When a loved one dies
it can be a particularly difficult time. If the deceased has written a will it can make the process of dividing the deceased estate easier. But what should you do if you disagree with the division as set out by a will?
A will needs to be in writing,
witnessed by two people and nominate an executor. The executor of a will administers the distribution of assets to beneficiaries and any debtors that may have a claim to the estate. If you are a beneficiary of the will but don’t believe your share of the division was fair, or if you are not a beneficiary at all, you can contest the will.
You can contest a will within 12 months
of a person’s death under Chapter 3 of the Succession Act 2006 titled ‘Family Provision’. The will can be contested, by spouses, de facto partners, ex-spouses, children or dependents and people who had close personal relationships with the deceased. There are different grounds available for contesting a will.

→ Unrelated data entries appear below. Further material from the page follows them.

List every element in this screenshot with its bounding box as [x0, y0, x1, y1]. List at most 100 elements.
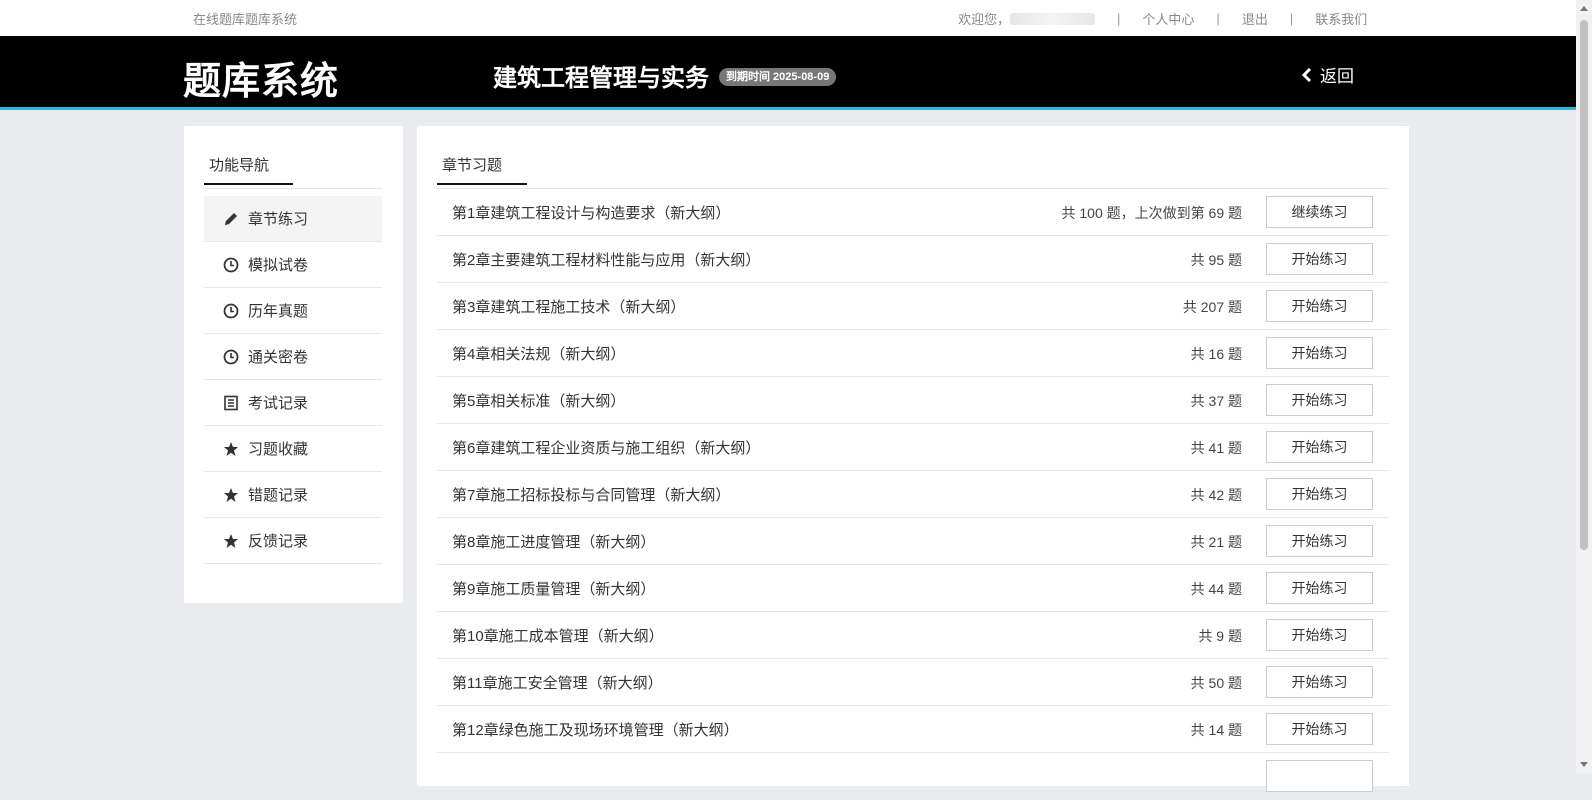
- clock-icon: [222, 302, 240, 320]
- user-links: 欢迎您， | 个人中心 | 退出 | 联系我们: [958, 9, 1367, 28]
- sidebar-item-past-exams[interactable]: 历年真题: [204, 288, 382, 334]
- start-practice-button[interactable]: 开始练习: [1266, 431, 1373, 463]
- star-icon: [222, 486, 240, 504]
- chapter-name: 第12章绿色施工及现场环境管理（新大纲）: [452, 722, 739, 739]
- question-count: 共 14 题: [1190, 722, 1242, 738]
- chapter-row-partial: [437, 753, 1389, 800]
- chapter-panel: 章节习题 第1章建筑工程设计与构造要求（新大纲） 共 100 题，上次做到第 6…: [417, 126, 1409, 800]
- chapter-row: 第7章施工招标投标与合同管理（新大纲） 共 42 题 开始练习: [437, 471, 1389, 518]
- question-count: 共 100 题，上次做到第 69 题: [1061, 205, 1243, 221]
- sidebar-item-feedback[interactable]: 反馈记录: [204, 518, 382, 564]
- chapter-row: 第12章绿色施工及现场环境管理（新大纲） 共 14 题 开始练习: [437, 706, 1389, 753]
- welcome-text: 欢迎您，: [958, 12, 1011, 27]
- expire-badge: 到期时间 2025-08-09: [719, 68, 837, 86]
- start-practice-button[interactable]: 开始练习: [1266, 572, 1373, 604]
- sidebar-item-secret-papers[interactable]: 通关密卷: [204, 334, 382, 380]
- pencil-icon: [222, 210, 240, 228]
- scroll-up-arrow-icon[interactable]: [1580, 6, 1588, 11]
- chevron-left-icon: [1302, 67, 1312, 82]
- start-practice-button[interactable]: 开始练习: [1266, 713, 1373, 745]
- question-count: 共 44 题: [1190, 581, 1242, 597]
- list-icon: [222, 394, 240, 412]
- sidebar-item-label: 通关密卷: [248, 349, 309, 366]
- top-utility-bar: 在线题库题库系统 欢迎您， | 个人中心 | 退出 | 联系我们: [0, 0, 1576, 36]
- chapter-row: 第8章施工进度管理（新大纲） 共 21 题 开始练习: [437, 518, 1389, 565]
- continue-practice-button[interactable]: 继续练习: [1266, 196, 1373, 228]
- star-icon: [222, 440, 240, 458]
- start-practice-button[interactable]: 开始练习: [1266, 525, 1373, 557]
- sidebar-item-label: 考试记录: [248, 395, 309, 412]
- sidebar-item-label: 模拟试卷: [248, 257, 309, 274]
- chapter-name: 第8章施工进度管理（新大纲）: [452, 534, 656, 551]
- chapter-row: 第5章相关标准（新大纲） 共 37 题 开始练习: [437, 377, 1389, 424]
- divider: |: [1289, 11, 1294, 26]
- chapter-name: 第4章相关法规（新大纲）: [452, 346, 626, 363]
- site-name: 在线题库题库系统: [193, 12, 298, 27]
- star-icon: [222, 532, 240, 550]
- chapter-row: 第3章建筑工程施工技术（新大纲） 共 207 题 开始练习: [437, 283, 1389, 330]
- sidebar-item-mock-exam[interactable]: 模拟试卷: [204, 242, 382, 288]
- sidebar-item-label: 反馈记录: [248, 533, 309, 550]
- scrollbar-thumb[interactable]: [1580, 20, 1588, 550]
- chapter-row: 第10章施工成本管理（新大纲） 共 9 题 开始练习: [437, 612, 1389, 659]
- username-redacted: [1010, 12, 1096, 25]
- chapter-row: 第11章施工安全管理（新大纲） 共 50 题 开始练习: [437, 659, 1389, 706]
- back-button[interactable]: 返回: [1302, 62, 1354, 87]
- chapter-name: 第1章建筑工程设计与构造要求（新大纲）: [452, 205, 731, 222]
- question-count: 共 42 题: [1190, 487, 1242, 503]
- question-count: 共 16 题: [1190, 346, 1242, 362]
- chapter-name: 第2章主要建筑工程材料性能与应用（新大纲）: [452, 252, 761, 269]
- sidebar-item-exam-records[interactable]: 考试记录: [204, 380, 382, 426]
- chapter-name: 第9章施工质量管理（新大纲）: [452, 581, 656, 598]
- chapter-name: 第10章施工成本管理（新大纲）: [452, 628, 664, 645]
- chapter-row: 第9章施工质量管理（新大纲） 共 44 题 开始练习: [437, 565, 1389, 612]
- start-practice-button[interactable]: 开始练习: [1266, 619, 1373, 651]
- chapter-row: 第2章主要建筑工程材料性能与应用（新大纲） 共 95 题 开始练习: [437, 236, 1389, 283]
- start-practice-button[interactable]: 开始练习: [1266, 384, 1373, 416]
- start-practice-button[interactable]: 开始练习: [1266, 337, 1373, 369]
- divider: |: [1117, 11, 1121, 26]
- back-label: 返回: [1320, 67, 1354, 86]
- divider: |: [1216, 11, 1220, 26]
- sidebar-item-favorites[interactable]: 习题收藏: [204, 426, 382, 472]
- subject-title: 建筑工程管理与实务: [493, 65, 709, 92]
- question-count: 共 37 题: [1190, 393, 1242, 409]
- chapter-name: 第6章建筑工程企业资质与施工组织（新大纲）: [452, 440, 761, 457]
- start-practice-button[interactable]: [1266, 760, 1373, 792]
- sidebar-title: 功能导航: [204, 154, 293, 185]
- start-practice-button[interactable]: 开始练习: [1266, 478, 1373, 510]
- sidebar-item-label: 习题收藏: [248, 441, 309, 458]
- sidebar: 功能导航 章节练习 模拟试卷 历年真题 通关密卷 考试记录 习题收藏 错题记录 …: [184, 126, 403, 603]
- page-scrollbar[interactable]: [1576, 0, 1592, 774]
- contact-link[interactable]: 联系我们: [1315, 9, 1367, 28]
- sidebar-title-bar: 功能导航: [204, 154, 382, 189]
- site-logo[interactable]: 题库系统: [183, 50, 339, 105]
- sidebar-item-label: 历年真题: [248, 303, 309, 320]
- sidebar-item-label: 章节练习: [248, 211, 309, 228]
- clock-icon: [222, 348, 240, 366]
- question-count: 共 207 题: [1182, 299, 1242, 315]
- start-practice-button[interactable]: 开始练习: [1266, 666, 1373, 698]
- start-practice-button[interactable]: 开始练习: [1266, 243, 1373, 275]
- start-practice-button[interactable]: 开始练习: [1266, 290, 1373, 322]
- clock-icon: [222, 256, 240, 274]
- question-count: 共 9 题: [1198, 628, 1242, 644]
- sidebar-nav: 章节练习 模拟试卷 历年真题 通关密卷 考试记录 习题收藏 错题记录 反馈记录: [204, 196, 382, 564]
- question-count: 共 41 题: [1190, 440, 1242, 456]
- sidebar-item-wrong-answers[interactable]: 错题记录: [204, 472, 382, 518]
- chapter-name: 第5章相关标准（新大纲）: [452, 393, 626, 410]
- question-count: 共 95 题: [1190, 252, 1242, 268]
- chapter-name: 第3章建筑工程施工技术（新大纲）: [452, 299, 686, 316]
- main-header: 题库系统 建筑工程管理与实务 到期时间 2025-08-09 返回: [0, 36, 1576, 110]
- question-count: 共 50 题: [1190, 675, 1242, 691]
- scroll-down-arrow-icon[interactable]: [1580, 762, 1588, 767]
- panel-title: 章节习题: [437, 154, 527, 185]
- question-count: 共 21 题: [1190, 534, 1242, 550]
- panel-title-bar: 章节习题: [437, 154, 1389, 189]
- profile-link[interactable]: 个人中心: [1142, 9, 1194, 28]
- logout-link[interactable]: 退出: [1242, 9, 1268, 28]
- chapter-row: 第1章建筑工程设计与构造要求（新大纲） 共 100 题，上次做到第 69 题 继…: [437, 189, 1389, 236]
- sidebar-item-label: 错题记录: [248, 487, 309, 504]
- chapter-name: 第7章施工招标投标与合同管理（新大纲）: [452, 487, 731, 504]
- sidebar-item-chapter-practice[interactable]: 章节练习: [204, 196, 382, 242]
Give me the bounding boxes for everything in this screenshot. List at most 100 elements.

If the will doesn’t include you
or the division is what you consider to be unfair you can contest a will on these grounds. An example of this would be if a person receives a smaller division of assets than their sibling, or isn’t a beneficiary of the will while their siblings are, they could contest the will for unfair division.
If the will isn’t valid
it can certainly be contested. To be considered valid a will must be the most recent iteration of the document (written and witnessed), unaltered since signing and made by a person with the testamentary capacity to write the will. The will should not have been made with any undue influence.
For a person to have testamentary capacity
to write a will they must be of sound mind and memory and have an understanding of what they are doing. This means they must know what the will document is when they sign it and must understand the assets and property that they are dividing. Testamentary capacity can often be called into question if the deceased was elderly or unwell at the time of making the will. If a new will is made by an elderly or unwell person, a doctor can certify testamentary capacity.
A will can be considered to be made with undue influence
when a person that helps make the will can stand to benefit from the new will. It has to be proven that the person, deceived, intimidate or threatened the person writing the will. Contesting the validity of a will on the grounds of undue influence can be difficult to navigate, particularly if there was nobody to witness it happening. An estates solicitor can help navigate what you will need to prove undue influence.
If you are a dependent of the deceased
and don’t feel that you have been provided for in the will, you can contest it. The needs of a dependent are required to be met by Chapter 3 of the Succession Act 2006 titled ‘Family Provision’. This chapter of the act ensures you are provided for if you are left out of the will or even if there isn’t a will written at all. A family provisions claim can be made to the Supreme Court and they will assess the dependent’s relationship to the deceased as well as the needs and situation of the dependent. It is important to seek proper legal advice before applying to the court for a claim.